Marcelo lançou Passos na corrida a Belém para ‘desviar atenção’ da polémica com abusos na Igreja, diz-se no PSD, onde há quem estranhe e recorde a relação conturbada entre os dois.

Jogada de Marcelo deixa PSD desconfortável

Saído de uma semana difícil em que foi atacado em todas as frentes – até pela sua família política e incluindo o seu amigo Marques Mendes –, após as declarações infelizes sobre abusos sexuais na Igreja, Marcelo Rebelo de Sousa aproveitou a presença de Pedro Passos Coelho nas comemorações do centenário de Agustina Bessa Luís, no domingo, para lançar de forma dissimulada uma candidatura presidencial do antigo primeiro-ministro. E voltou a fazê-lo nesta sexta-feira, em Gaia, reafirmando que o ex-líder do PSD é «um ativo político para o futuro».
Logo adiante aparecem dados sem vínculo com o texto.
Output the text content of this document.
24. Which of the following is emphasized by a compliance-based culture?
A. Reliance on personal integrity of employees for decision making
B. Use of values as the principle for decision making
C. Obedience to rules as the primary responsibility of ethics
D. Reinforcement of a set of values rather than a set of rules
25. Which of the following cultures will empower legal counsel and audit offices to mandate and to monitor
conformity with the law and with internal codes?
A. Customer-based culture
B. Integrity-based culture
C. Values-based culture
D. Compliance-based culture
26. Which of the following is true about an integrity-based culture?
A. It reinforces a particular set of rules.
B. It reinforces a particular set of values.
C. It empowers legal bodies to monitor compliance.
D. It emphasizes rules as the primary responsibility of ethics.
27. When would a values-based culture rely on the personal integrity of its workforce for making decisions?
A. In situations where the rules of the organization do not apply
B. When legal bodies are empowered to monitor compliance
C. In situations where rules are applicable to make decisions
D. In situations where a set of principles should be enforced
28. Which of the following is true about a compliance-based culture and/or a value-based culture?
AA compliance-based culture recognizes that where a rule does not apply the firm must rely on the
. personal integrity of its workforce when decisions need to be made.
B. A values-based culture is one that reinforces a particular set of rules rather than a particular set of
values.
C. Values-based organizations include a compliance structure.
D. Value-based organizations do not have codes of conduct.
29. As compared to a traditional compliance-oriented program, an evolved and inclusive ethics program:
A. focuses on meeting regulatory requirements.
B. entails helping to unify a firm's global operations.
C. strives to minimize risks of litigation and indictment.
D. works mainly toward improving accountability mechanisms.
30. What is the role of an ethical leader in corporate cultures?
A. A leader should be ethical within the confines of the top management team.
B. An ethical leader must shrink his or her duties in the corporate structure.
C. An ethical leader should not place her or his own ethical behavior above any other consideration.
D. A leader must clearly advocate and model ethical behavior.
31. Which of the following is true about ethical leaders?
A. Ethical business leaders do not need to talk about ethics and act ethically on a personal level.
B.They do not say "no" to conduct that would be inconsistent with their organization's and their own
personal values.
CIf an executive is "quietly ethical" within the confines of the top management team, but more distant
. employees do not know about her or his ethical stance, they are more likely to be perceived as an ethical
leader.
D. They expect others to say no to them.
«Isto foi claramente o professor Marcelo a tentar desviar as atenções de um problema que ele próprio tinha criado», comenta ao Nascer do SOL um destacado dirigente do PSD, considerando que o Presidente lançou esta questão com o intuito de colocar o país político a discutir a hipotética candidatura de Passos Coelho.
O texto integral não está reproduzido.